Qu Chen, Kearsley Anthony J, Schneider Barry I, Keyrouz Walid, Allison Thomas C
National Institute of Standards and Technology, 100 Bureau Drive, Gaithersburg, MD, 20899, USA.
J Mol Graph Model. 2022 May;112:108149. doi: 10.1016/j.jmgm.2022.108149. Epub 2022 Feb 4.
In this article, we describe training and validation of a machine learning model for the prediction of organic compound normal boiling points. Data are drawn from the experimental literature as captured in the NIST Thermodynamics Research Center (TRC) SOURCE Data Archival System. The machine learning model is based on a graph neural network approach, a methodology that has proven powerful when applied to a variety of chemical problems. Model input is extracted from a 2D sketch of the molecule, making the methodology suitable for rapid prediction of normal boiling points in a wide variety of scenarios.

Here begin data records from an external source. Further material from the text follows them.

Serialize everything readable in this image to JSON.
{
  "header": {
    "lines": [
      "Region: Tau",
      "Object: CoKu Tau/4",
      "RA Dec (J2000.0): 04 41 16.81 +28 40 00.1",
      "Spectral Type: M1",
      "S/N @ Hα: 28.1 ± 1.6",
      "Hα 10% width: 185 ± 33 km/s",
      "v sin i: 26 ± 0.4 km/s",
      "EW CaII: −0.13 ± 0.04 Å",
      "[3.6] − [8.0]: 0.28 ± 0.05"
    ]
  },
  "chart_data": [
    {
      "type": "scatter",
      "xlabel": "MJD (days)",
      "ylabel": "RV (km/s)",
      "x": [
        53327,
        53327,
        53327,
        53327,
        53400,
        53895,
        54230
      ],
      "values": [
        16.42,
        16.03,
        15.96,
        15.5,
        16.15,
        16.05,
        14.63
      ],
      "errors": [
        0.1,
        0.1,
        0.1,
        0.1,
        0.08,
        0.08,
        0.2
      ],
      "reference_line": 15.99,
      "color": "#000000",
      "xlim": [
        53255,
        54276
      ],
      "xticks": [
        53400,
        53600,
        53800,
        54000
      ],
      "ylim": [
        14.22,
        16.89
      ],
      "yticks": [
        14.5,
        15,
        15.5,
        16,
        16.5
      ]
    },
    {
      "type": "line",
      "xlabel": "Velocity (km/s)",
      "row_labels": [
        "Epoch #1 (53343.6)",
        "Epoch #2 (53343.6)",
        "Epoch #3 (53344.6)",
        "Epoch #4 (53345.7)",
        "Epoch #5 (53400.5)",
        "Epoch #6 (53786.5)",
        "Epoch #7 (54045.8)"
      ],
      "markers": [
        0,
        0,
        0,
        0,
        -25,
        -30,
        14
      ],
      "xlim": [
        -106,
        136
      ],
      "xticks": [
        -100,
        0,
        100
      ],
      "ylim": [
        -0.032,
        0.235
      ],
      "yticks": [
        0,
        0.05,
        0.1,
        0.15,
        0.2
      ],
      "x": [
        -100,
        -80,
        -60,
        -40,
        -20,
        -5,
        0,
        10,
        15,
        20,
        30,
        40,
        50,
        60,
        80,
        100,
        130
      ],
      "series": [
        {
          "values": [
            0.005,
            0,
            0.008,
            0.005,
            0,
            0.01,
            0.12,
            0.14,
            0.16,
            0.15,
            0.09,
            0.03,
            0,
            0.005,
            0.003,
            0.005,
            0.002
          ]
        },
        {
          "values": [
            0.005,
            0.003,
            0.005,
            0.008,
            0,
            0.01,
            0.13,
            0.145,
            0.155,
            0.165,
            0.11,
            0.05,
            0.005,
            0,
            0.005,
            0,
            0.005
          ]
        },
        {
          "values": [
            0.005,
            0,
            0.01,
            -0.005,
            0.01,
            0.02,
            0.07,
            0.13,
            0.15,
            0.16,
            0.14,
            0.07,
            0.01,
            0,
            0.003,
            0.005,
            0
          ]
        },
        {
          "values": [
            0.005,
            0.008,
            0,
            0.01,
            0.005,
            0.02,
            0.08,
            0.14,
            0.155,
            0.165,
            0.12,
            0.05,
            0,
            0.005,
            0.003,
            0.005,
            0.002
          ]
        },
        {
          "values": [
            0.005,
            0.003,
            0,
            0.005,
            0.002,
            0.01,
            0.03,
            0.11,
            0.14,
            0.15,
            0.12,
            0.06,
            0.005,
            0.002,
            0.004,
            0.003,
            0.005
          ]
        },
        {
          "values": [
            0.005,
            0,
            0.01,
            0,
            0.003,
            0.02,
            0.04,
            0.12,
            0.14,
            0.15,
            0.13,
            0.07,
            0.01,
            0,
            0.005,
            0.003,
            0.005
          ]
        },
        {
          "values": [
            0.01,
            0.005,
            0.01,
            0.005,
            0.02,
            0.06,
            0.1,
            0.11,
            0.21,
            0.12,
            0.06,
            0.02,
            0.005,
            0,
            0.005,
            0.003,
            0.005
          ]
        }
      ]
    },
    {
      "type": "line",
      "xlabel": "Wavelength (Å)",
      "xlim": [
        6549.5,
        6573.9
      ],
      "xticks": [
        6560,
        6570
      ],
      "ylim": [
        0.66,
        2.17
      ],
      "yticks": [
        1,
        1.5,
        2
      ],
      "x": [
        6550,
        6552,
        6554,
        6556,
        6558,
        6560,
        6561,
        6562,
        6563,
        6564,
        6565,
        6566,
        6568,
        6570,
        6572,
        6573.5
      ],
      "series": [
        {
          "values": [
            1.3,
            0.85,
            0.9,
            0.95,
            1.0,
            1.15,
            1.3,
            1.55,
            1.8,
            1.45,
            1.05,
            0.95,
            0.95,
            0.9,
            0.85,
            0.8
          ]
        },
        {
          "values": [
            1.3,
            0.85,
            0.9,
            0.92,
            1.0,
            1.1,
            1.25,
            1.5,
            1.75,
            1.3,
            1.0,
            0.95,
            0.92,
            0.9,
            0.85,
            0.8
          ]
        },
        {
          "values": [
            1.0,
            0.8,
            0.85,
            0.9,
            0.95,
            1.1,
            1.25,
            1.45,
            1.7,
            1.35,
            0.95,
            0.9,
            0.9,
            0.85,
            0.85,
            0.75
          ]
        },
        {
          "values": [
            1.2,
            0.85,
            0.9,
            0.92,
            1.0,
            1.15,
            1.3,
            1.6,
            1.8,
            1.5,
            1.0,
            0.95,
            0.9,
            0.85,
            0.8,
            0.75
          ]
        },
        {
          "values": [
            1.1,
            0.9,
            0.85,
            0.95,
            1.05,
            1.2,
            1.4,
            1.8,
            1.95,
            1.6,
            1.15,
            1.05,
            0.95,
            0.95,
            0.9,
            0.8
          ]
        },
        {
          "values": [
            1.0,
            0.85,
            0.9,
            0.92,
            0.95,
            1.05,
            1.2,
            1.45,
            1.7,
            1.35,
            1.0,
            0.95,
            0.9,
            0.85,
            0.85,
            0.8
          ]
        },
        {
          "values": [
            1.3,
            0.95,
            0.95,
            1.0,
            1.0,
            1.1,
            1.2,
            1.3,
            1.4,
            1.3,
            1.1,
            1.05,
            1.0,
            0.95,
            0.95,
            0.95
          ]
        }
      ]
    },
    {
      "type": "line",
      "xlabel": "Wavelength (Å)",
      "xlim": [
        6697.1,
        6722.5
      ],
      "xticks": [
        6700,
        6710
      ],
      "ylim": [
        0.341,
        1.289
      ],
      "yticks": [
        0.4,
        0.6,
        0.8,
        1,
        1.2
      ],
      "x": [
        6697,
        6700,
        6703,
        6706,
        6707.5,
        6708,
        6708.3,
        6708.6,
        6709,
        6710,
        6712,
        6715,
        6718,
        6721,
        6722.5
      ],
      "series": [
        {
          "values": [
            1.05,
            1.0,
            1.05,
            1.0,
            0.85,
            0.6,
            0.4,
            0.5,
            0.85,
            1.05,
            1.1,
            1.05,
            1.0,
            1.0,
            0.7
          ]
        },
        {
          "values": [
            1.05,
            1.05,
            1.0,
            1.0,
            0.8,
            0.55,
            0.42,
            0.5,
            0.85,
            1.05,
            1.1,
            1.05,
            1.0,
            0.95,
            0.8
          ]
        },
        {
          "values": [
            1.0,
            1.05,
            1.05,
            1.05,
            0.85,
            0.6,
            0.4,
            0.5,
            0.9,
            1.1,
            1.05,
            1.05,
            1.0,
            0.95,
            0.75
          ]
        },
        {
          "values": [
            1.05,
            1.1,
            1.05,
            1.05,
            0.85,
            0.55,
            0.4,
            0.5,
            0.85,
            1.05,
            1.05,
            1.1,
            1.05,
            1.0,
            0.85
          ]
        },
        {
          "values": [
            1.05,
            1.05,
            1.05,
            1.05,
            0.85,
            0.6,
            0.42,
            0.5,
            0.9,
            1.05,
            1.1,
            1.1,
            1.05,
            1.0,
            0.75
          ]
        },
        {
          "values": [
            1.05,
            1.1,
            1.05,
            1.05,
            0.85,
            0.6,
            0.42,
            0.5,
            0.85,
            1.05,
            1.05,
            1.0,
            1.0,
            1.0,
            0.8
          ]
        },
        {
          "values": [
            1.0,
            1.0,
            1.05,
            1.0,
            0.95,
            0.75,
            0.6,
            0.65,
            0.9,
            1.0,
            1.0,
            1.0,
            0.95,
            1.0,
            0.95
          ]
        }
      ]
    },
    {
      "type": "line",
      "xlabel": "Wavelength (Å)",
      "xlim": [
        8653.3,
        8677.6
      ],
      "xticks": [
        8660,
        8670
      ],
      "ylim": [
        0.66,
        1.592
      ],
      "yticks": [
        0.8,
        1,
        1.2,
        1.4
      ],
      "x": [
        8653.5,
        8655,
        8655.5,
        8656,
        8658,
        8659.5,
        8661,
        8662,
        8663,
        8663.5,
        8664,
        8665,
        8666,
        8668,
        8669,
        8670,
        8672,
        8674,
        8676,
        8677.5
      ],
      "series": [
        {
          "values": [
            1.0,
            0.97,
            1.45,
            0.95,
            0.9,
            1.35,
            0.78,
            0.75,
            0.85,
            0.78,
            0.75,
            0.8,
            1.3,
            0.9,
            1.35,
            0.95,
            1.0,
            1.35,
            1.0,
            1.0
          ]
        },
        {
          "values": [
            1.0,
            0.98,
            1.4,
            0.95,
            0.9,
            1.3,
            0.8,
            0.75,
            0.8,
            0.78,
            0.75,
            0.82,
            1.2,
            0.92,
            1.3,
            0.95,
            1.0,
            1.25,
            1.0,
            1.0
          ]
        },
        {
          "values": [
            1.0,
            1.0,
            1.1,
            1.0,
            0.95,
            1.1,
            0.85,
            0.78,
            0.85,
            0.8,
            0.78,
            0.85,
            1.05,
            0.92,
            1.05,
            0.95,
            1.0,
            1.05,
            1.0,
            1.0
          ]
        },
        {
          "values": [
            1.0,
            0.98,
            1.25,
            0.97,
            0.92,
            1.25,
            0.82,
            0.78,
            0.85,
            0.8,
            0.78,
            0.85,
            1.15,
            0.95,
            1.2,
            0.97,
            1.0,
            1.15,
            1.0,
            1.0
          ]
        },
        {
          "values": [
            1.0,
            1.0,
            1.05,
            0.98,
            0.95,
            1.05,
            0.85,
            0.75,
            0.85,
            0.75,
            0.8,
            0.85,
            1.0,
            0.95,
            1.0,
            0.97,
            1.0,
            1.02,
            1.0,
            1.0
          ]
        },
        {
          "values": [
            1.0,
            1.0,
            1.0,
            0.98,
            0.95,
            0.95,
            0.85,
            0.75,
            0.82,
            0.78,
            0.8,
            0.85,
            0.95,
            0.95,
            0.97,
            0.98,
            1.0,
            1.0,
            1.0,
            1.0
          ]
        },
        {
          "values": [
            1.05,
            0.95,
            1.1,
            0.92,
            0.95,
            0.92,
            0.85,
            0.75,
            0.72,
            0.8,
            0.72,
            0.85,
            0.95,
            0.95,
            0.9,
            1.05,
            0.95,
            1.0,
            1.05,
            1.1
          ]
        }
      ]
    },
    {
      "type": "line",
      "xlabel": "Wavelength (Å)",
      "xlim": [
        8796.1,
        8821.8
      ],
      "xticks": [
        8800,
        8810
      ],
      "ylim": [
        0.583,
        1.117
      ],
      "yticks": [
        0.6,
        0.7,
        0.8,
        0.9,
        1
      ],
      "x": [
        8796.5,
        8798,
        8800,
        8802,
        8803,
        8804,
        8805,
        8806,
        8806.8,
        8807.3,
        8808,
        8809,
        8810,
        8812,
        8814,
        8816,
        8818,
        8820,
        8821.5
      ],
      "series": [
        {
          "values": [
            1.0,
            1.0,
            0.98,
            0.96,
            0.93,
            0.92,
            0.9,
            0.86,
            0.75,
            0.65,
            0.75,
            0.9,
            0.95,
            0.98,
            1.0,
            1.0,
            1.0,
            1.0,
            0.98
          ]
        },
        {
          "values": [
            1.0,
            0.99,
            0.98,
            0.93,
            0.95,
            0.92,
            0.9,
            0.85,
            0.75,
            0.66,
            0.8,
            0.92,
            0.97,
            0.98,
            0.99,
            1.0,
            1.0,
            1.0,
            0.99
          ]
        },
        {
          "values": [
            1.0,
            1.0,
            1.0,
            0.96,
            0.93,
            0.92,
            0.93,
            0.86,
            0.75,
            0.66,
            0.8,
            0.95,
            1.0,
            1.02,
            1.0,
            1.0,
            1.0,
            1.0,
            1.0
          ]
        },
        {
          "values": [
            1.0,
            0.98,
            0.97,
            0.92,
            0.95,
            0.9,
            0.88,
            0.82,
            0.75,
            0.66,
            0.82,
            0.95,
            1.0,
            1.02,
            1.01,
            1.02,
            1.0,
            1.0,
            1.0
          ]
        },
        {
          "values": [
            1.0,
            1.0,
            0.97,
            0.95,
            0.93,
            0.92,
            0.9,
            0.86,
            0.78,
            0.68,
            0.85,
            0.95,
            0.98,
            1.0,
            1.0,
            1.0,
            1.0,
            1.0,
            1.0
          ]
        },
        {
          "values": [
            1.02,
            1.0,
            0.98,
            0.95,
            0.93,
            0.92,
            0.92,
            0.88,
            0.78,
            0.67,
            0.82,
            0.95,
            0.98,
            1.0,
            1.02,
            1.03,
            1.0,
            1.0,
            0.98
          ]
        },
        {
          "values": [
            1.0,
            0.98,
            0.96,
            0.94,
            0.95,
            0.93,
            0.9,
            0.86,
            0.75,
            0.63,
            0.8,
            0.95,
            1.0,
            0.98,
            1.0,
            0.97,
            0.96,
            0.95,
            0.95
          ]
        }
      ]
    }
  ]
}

Our final model predicts normal boiling points within 6 K (corresponding to a mean absolute percent error of 1.32%) with sample standard deviation less than 8 K. Additionally, we found that our model robustly identifies errors in the input data set during the model training phase, thereby further motivating the utility of systematic data exploration approaches for data-related efforts.
在本文中,我们描述了一种用于预测有机化合物正常沸点的机器学习模型的训练和验证。数据取自美国国家标准与技术研究院(NIST)热力学研究中心(TRC)SOURCE数据存档系统中收录的实验文献。该机器学习模型基于图神经网络方法,这种方法在应用于各种化学问题时已证明具有强大的功能。模型输入是从分子的二维草图中提取的,这使得该方法适用于在各种场景下快速预测正常沸点。我们的最终模型预测正常沸点的误差在6K以内(对应平均绝对百分比误差为1.32%),样本标准差小于8K。此外,我们发现我们的模型在模型训练阶段能够稳健地识别输入数据集中的错误,从而进一步凸显了系统数据探索方法在与数据相关工作中的实用性。